We posted late last year about a Second Circuit decision that circumscribed the government's authority to criminalize off-label prescription-drug promotion on First Amendment grounds. Now, law professor Christopher Robertson has written "When Truth Cannot Be Presumed: The Regulation of Drug Promotion Under an Expanding First Amendment," which discusses the issue. Here is the abstract:

Food, Drug, and Cosmetic Act (“FDCA”) requires that, prior to marketing a
drug, the manufacturer must prove that it is safe and effective for the
manufacturer’s intended uses, as shown on the proposed label.
Nonetheless, physicians may prescribe drugs for other “off-label” uses,
and often do so, such that a large portion of U.S. healthcare spending
is consumed by such unproven uses. Still, manufacturers have not been
allowed to promote the unproven uses in advertisements or sales pitches. This
regime is now precarious due to an onslaught of scholarly critiques, a
series of Supreme Court decisions that enlarge the First Amendment, and a
landmark Court of Appeals decision holding that the First Amendment
precludes the Food and Drug Administration (“FDA”) from regulating
off-label promotional claims. These critiques strike at the very core of
the FDCA, calling into doubt the constitutionality of the entire
premarket approval regime, as a prior restraint on speech. This
Essay makes three critical contributions, and offers a constructive
approach to the regulation of drug promotion. First, this Essay reveals
how the notion that “truthful” promotional claims enjoy First Amendment
protection has been central to these scholarly and judicial critiques.
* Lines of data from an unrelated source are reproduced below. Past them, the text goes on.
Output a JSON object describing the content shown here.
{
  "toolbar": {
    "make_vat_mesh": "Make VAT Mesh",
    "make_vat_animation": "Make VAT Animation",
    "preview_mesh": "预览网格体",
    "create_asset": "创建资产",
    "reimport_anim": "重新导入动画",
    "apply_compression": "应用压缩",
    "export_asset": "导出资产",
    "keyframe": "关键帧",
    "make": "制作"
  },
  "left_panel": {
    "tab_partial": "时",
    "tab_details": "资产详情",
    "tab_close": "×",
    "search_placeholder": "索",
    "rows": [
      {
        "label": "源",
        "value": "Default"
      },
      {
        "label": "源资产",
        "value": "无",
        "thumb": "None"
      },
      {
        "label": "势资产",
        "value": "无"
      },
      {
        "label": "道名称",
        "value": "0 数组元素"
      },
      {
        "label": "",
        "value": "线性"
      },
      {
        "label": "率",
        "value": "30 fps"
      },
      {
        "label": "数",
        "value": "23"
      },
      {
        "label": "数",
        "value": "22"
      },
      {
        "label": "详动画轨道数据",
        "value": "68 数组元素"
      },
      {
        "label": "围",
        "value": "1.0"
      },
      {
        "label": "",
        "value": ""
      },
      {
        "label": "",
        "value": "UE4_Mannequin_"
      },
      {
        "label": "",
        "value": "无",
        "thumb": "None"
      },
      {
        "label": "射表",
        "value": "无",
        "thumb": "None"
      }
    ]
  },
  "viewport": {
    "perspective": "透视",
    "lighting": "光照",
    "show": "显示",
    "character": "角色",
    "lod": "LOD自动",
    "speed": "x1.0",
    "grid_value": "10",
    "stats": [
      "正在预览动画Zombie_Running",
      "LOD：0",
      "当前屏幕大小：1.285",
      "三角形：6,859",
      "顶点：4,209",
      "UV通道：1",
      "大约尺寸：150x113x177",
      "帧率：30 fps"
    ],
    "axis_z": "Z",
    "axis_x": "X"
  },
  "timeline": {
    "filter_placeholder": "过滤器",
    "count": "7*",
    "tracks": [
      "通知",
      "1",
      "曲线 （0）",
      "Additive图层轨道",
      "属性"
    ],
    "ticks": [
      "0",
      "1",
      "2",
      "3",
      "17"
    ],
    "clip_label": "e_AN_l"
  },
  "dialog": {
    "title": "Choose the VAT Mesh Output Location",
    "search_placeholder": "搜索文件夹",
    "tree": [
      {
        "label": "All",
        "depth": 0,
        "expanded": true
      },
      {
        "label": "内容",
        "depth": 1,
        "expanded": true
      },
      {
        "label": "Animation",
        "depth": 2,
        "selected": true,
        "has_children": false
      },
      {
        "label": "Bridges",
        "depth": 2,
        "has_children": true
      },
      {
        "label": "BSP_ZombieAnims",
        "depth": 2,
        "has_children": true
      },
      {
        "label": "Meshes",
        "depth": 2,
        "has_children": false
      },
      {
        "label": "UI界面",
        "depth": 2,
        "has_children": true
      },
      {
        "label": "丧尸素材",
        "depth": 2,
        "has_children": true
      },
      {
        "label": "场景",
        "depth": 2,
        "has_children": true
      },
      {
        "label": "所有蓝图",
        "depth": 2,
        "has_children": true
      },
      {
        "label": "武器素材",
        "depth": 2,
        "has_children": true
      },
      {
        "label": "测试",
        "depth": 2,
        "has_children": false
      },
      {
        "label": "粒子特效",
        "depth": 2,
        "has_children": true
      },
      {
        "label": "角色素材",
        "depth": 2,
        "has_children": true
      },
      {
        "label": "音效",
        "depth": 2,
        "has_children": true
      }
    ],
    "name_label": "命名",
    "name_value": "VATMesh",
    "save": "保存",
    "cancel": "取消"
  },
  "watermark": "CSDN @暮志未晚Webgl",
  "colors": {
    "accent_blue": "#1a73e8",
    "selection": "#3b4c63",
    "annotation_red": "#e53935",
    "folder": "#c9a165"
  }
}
However, those critiques have simply presumed the predicate of
truthfulness – that the drugs are safe and effective for the newly
intended uses, and further presumed that the FDA is acting
paternalistically to protect the public from acting upon the truth.
Second, this Essay clarifies that the truth is unknown, and this
ignorance is itself the motivation for regulation. The FDCA incentivizes
drugmakers to invest in producing that missing knowledge. Third, this
Essay highlights the way courts currently use the Daubert
doctrine to regulate scientific speech presented in their own
courtrooms, noting that it is a prior restraint on speech that has
received virtually no First Amendment scrutiny. Going forward,
in FDCA enforcement actions, courts should defer to the FDA’s pre-market
approval process as the test for the truth of promotional claims, and
thus their status under the First Amendment. Accordingly, courts should
remain in epistemic equipoise until the drugmaker proves safety and
efficacy. Nonetheless, if the courts refuse to defer to the coordinate
branches in that established expert regulatory process, the courts
should put the burden upon the drugmaker to prove its claims true in
court. Even under this fallback position, drugmakers will remain
incentivized to produce the epistemic basis to support their claims of
safety and efficacy. Thus the FDCA can have a secure place even within
an enlarged conception of the First Amendment.